This gets a little fawning, but how could it not? It’s about Kathleen Hanna, a prime architect of everything cool in the 90s. My biggest complaint: They never revealed if Le Tigre was named after the knockoff Izod shirt that J. C. Penney used to sell.
Today’s fake poster was almost based on The Wedding Singer, but I liked this one more.
There’s something funny about making a silent movie based on an opera…
…and it’s funnier when you cast an opera singer as the lead. That’s a little unfair: Geraldine Farrar (1620 Vine Street) was popular enough to have her own version of Swifties.
Today’s poster is based on a different staged music production that was made into a movie.
It’s not subtle. At one point a character has a line that might as well have started with “And now I shall state the moral of the film.” Also: I learned that adding enough electricity to properly connected parts of dead bodies can create Wolverine powers.
Also: At one point Dr. Frankenstein mentions that The Creature will need to be huge to make the work easier, and I half expected Teri Garr to pop in and say “He would have an enormous schwanzstucker!”
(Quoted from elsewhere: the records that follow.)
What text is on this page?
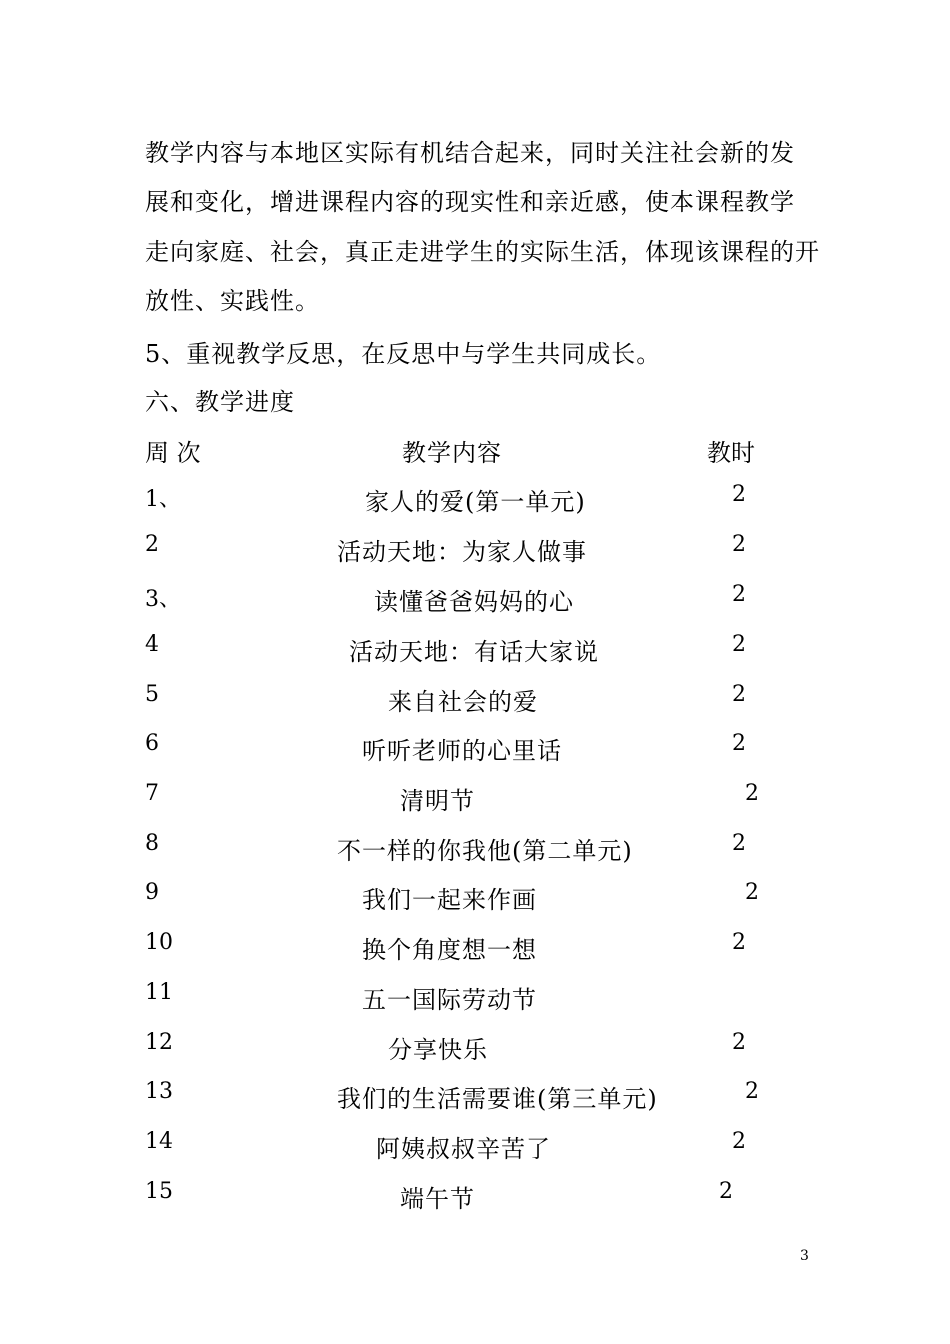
教学内容与本地区实际有机结合起来，同时关注社会新的发
展和变化，增进课程内容的现实性和亲近感，使本课程教学
走向家庭、社会，真正走进学生的实际生活，体现该课程的开
放性、实践性。
5、重视教学反思，在反思中与学生共同成长。
六、教学进度
周 次	教学内容	教时
1、	家人的爱(第一单元)	2
2	活动天地：为家人做事	2
3、	读懂爸爸妈妈的心	2
4	活动天地：有话大家说	2
5	来自社会的爱	2
6	听听老师的心里话	2
7	清明节	2
8	不一样的你我他(第二单元)	2
9	我们一起来作画	2
10	换个角度想一想	2
11	五一国际劳动节
12	分享快乐	2
13	我们的生活需要谁(第三单元)	2
14	阿姨叔叔辛苦了	2
15	端午节	2
3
The science makes no sense, but this movie’s really a fantasy story so that’s okay. Still weird that Marty’s mom has a little chuckle over the guy waxing her car being the guy who sexually assaulted her in high school, though.
I used the Back to the Future poster for a movie earlier this year, so it seems right to go the other way for this fake poster:
This is the worst movie I’ve seen all year (sorry, Star Trek: Section 31. You don’t even get to be at the top of the worst list any more).
Some people love this movie. They call it anti-art or meta-cinema, and I can see someone having that take, but when does something move from absurdist meta-commentary to stale and unwatchable?
I figured out what this feels like. Sometimes musicians start out with zero money and make great music with bad equipment and no budget because they’re driven and talented. Then they start making money, their technical skills and instruments get better, the music gets more polished and generic, and they get accused of “selling out.” So they decide to go back to basics, get out their old crappy instruments, and make an album “like they used to do it.” And it sounds fake, because they know too much and can’t do it the way they used to do it.
Are there good performances? Sure. Whole scenes, even some whole stories work. But most of it was three hours (THREE HOURS) of barely watchable stories full of (intentionally bad) AI generated graphics and (fake) AI written stories.
I’ve hear that “bad” art makes you think more than “good” art. If that’s true, congratulations Dracula: you made me think a lot.
When the witch is Veronica Lake, of course you marry her.
Here’s some bad luck that messed with the legacy of Fredric March (1620 Vine Street): He was once part of a group at school called the Ku Klux Klan- but it was a student honor society, completely unrelated to the infamous Klan, that was founded before the Klan had a significant presence. The student group changed their name when the bad Klan gained notoriety, but when the original name was discovered people thought March had been racist. In fact, March worked with the NAACP and other civil rights organizations for a half century.
Witches? Significant trees? Maryland? Today’s fake poster was practically begging to be made.
If you’ve ever wanted to waste an hour watching a lifeless story about a woman raising chickens at the end of World War One, then this is the movie for you!
Eugene O’Brien (1620 Vine St) plays Major Baldwin, who pretends he isn’t a soldier so he can more easily talk to the locals. Everyone hates him for not being a soldier, so that didn’t work.
There are very few images for this movie online, so I went with the simple and obvious choice. Fun fact: this is the first one of these posters to include horrible blackface. Not that there’s good blackface.
It’s like film noir, but with oversaturated color and a truly nonsense storyline featuring two sisters: one who works for a man trying to become mayor and clean up the town, and one who is a kleptomaniac just out of prison. And there’s a weird love quadrangle thing going on. And Chekov’s speargun.
One thing is sure- Arlene Dahl (1624 Vine St) worked all the angles to wring as much cash as she could out of this gig. Besides whatever she got for acting, there was a line in the credits that said “Arlene Dahl’s lingerie by Arlene Dahl Fashions.” and then there’s this:
Two fake posters based on beach movies in a row. One more and I have to change my name to Moondoggie.